- Born: United States
- Citizenship: Navajo Nation and U.S.
- Education: Northern Arizona University (PhD)
- Occupations: Professor of American studies, University of New Mexico
- Relatives: 3rd great grandparents, Manuelito and Juanita
- Writing career
- Language: English, Navajo
- Years active: 2011-present
- Website: americanstudies.unm.edu/about-us/people/faculty-profiles/jennifer-nez-denetdale.html

= Jennifer Nez Denetdale =

Navajo history professor and author from New Mexico, U.S.

Jennifer Nez Denetdale is a professor of American studies at the University of New Mexico, where she teaches courses in Native American studies with an emphasis on race, class, and gender. She is the director of the University of New Mexico's Institute for American Research. She also specializes in Navajo history and culture and the effects of colonization and decolonization as it has impacted the Navajo people. She is the chair of the Navajo Nation Human Rights Commission. Denetdale is also an advocate for students who wish to pursue an education in Indigenous studies, Navajo women, and LGBT people.

== Early life ==
Denetdale's parents had both attended Stewart Indian School, a boarding school in Carson City, Nevada. Denetdale was raised in Tohatchi, New Mexico from childhood with her three sisters and one brother. She is a citizen of the Navajo Nation, and she is the Zia (or Weaver) clan and born for the Salt People Clan.
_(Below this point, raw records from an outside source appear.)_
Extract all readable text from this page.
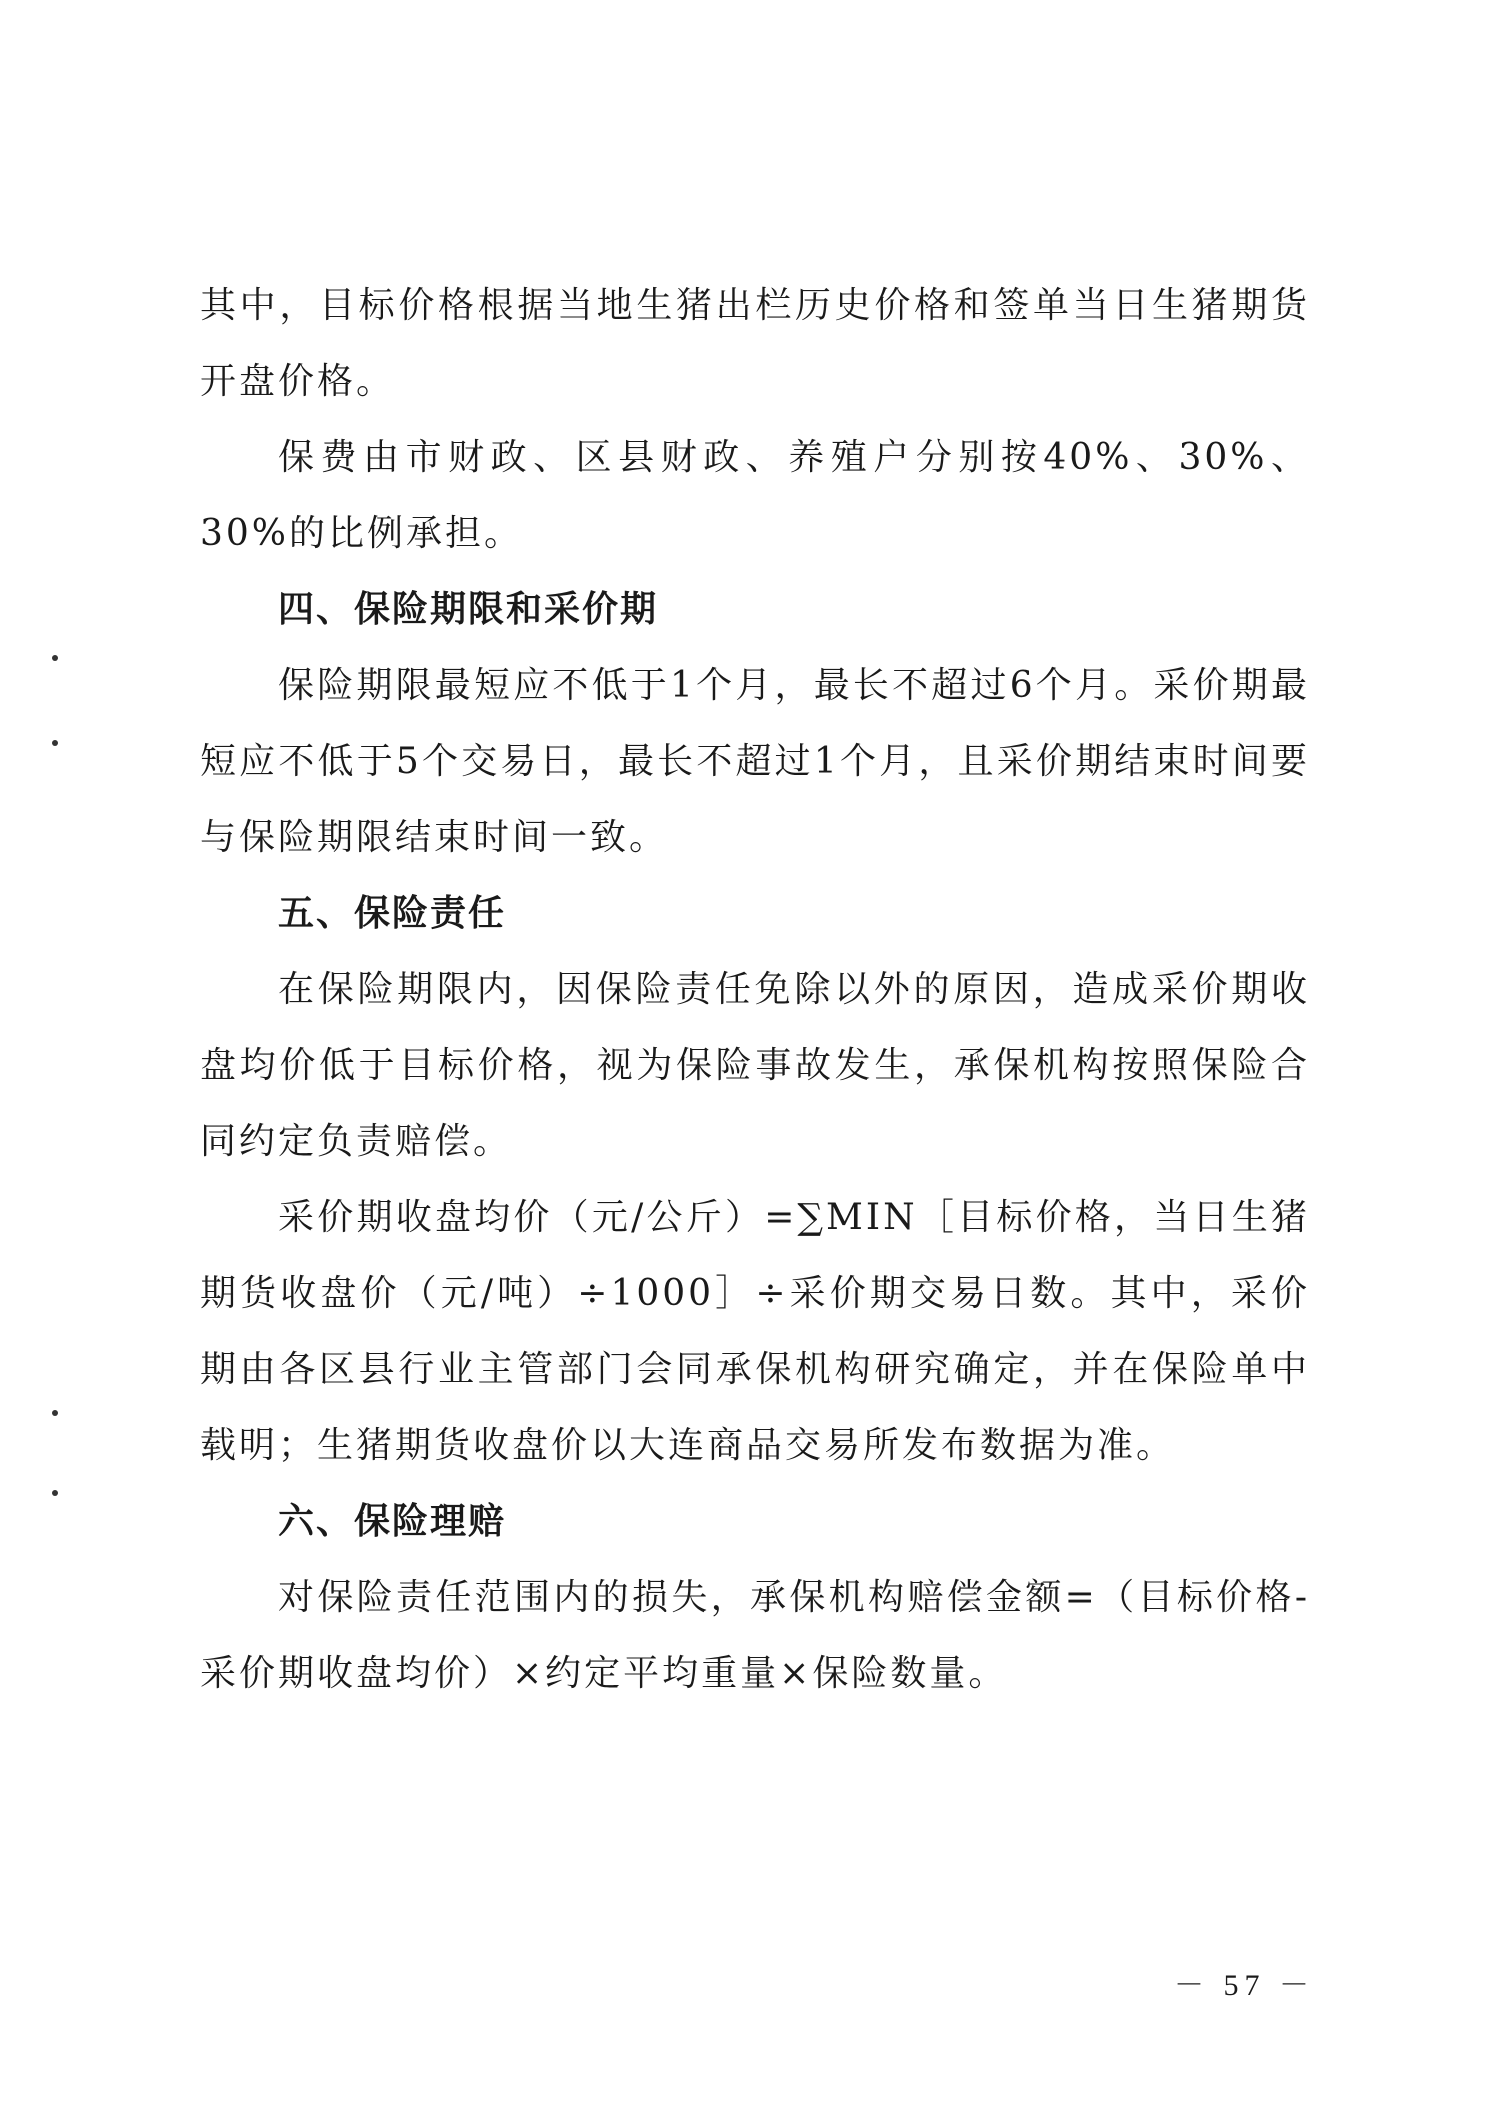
其中，目标价格根据当地生猪出栏历史价格和签单当日生猪期货开盘价格。

保费由市财政、区县财政、养殖户分别按40%、30%、30%的比例承担。

四、保险期限和采价期

保险期限最短应不低于1个月，最长不超过6个月。采价期最短应不低于5个交易日，最长不超过1个月，且采价期结束时间要与保险期限结束时间一致。

五、保险责任

在保险期限内，因保险责任免除以外的原因，造成采价期收盘均价低于目标价格，视为保险事故发生，承保机构按照保险合同约定负责赔偿。

采价期收盘均价（元/公斤）=∑MIN［目标价格，当日生猪期货收盘价（元/吨）÷1000］÷采价期交易日数。其中，采价期由各区县行业主管部门会同承保机构研究确定，并在保险单中载明；生猪期货收盘价以大连商品交易所发布数据为准。

六、保险理赔

对保险责任范围内的损失，承保机构赔偿金额=（目标价格-采价期收盘均价）×约定平均重量×保险数量。

－ 57 －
Her maternal grandfathers are of the Red House clan and her paternal grandfathers are of the Water-Running-Together Clan.

== Mentors ==
Denetdale cites her former professor Luci Tapahonso (Diné) and Louis Owens as her early mentors in her pursuit of higher education.

== Education ==
Denetdale earned her MA in English and PhD in history from Northern Arizona University (NAU). Denetdale is the first person of Diné / Navajo descent to earn a PhD in History.

==Career==
Denetdale is a full professor and chair of American studies at the University of New Mexico, where she teaches courses in Native American studies with an emphasis on critical Indigenous studies, Diné (Navajo) studies, Indigenous feminism, Gender Studies, decolonization and settler colonialism. She is the director of the University of New Mexico's Institute for American Research. She also specializes in Navajo history and culture and the effects of colonization and decolonization as it has impacted the Navajo people. She is the chair of the Navajo Nation Human Rights Commission. Denetdale is also an advocate for students who wish to pursue an education in Indigenous studies, Navajo women, and LGBT people.

Her book Reclaiming Diné History: The Legacies of Navajo Chief Manuelito and Juanita, published by the University of Arizona Press has been widely reviewed.

==Books, essays, exhibits, and lectures==

- Indigenous Leadership and Gender in the 21st Century
- The Long Walk: The Forced Navajo Exile
- Nation to Nation: 09 Bad Acts / Bad Paper - Jennifer Nez Denetdale
- Reclaiming Navajo History
- Reclaiming Diné History The Legacies of Navajo Chief Manuelito and Juanita
- Nothing Left for Me: Federal Policy and the Photography of Milton Snow in Diné Bikéyah

== Awards and recognition ==
- Rainbow Naatsilid True Colors award
- UNM Faculty of Color Award
- UNM Sarah Brown Belle award (2013)
- Excellence in Diné Studies (2015)
- UNM Presidential Award of Distinction (2017)

In 2015, Denetdale was chosen to deliver an inaugural address for the 23rd Navajo Nation Council.